Do what?" asked Zaidos.
"Why," said Velo, "I asked what his name was one night and he said John
Smith. I think that old doctor is making a mistake."
"What does it matter?" said Zaidos. "He would make just the same
effort to save the plain John Smiths as he would to save the princes of
the world."
"Pooh!" said Velo, sneering. "I guess not! Why should he? He knows a
thing or two and you will find it out some day. Why, nobody does
anything for anybody unless they get paid for it somehow or other!"
"Oh, say," said Zaidos, getting up and striking one clenched, fist
violently into the other, "I wouldn't have your little bit of a soul
for anything on earth! I wouldn't have your mean, little bit of a
suspicious, ungenerous mind! I hate to remind a fellow like you of
anything so fine, but how about my father? What pay, _pay_, mind you,
did he ever get for taking care of _you_? What did he ever get for
starting that colony of sick people up on the mountain back of his
hunting lodge, with a doctor right there, and a nurse or two paid by
father? Do you suppose it made him feel good to see them tottering all
over the preserve where he could no longer shoot, for fear of hitting
some of the poor wretches?"
"No," agreed Velo, "he didn't get a thing out of all that, and I always
thought that colony for the sick was the silliest thing I ever heard
of. I'll tell you right now when I get hold of things--" he caught
himself up quickly. "I mean, of course, when _you_ get hold of things,
if you do as I would do, you will send those people packing back to
their slums as fast as they can go. As far as his doing for me, why,
I'm one of the family and he sort of had to. It is a duty. Besides,
do you suppose it was very much fun sticking around that house, quiet
as the grave, _nothing_ going on, _no_ one coming to see your father
but old, grey-headed men and women forever fixing up charities?"

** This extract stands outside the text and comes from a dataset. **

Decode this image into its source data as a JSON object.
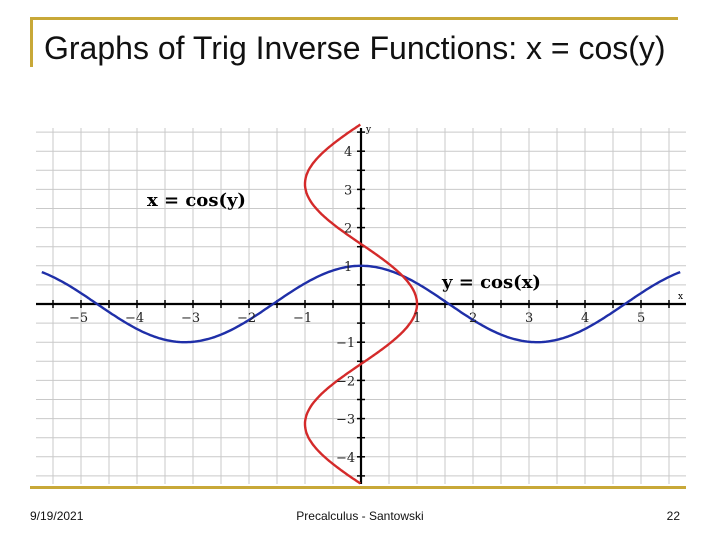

"That's all right," said Zaidos. "Do you know what I am going to do as
soon as I get out of this? I'm going to cut right back to America and
study as hard as I can. Then as soon as the war is over, I will come
back here and straighten everything up. I will of course keep the
title. You can't give that away, and I wouldn't want to. I'm proud of
my name. It is an honorable one and it has been kept clean by the men
before me; but I mean to give Greece everything I can turn into money.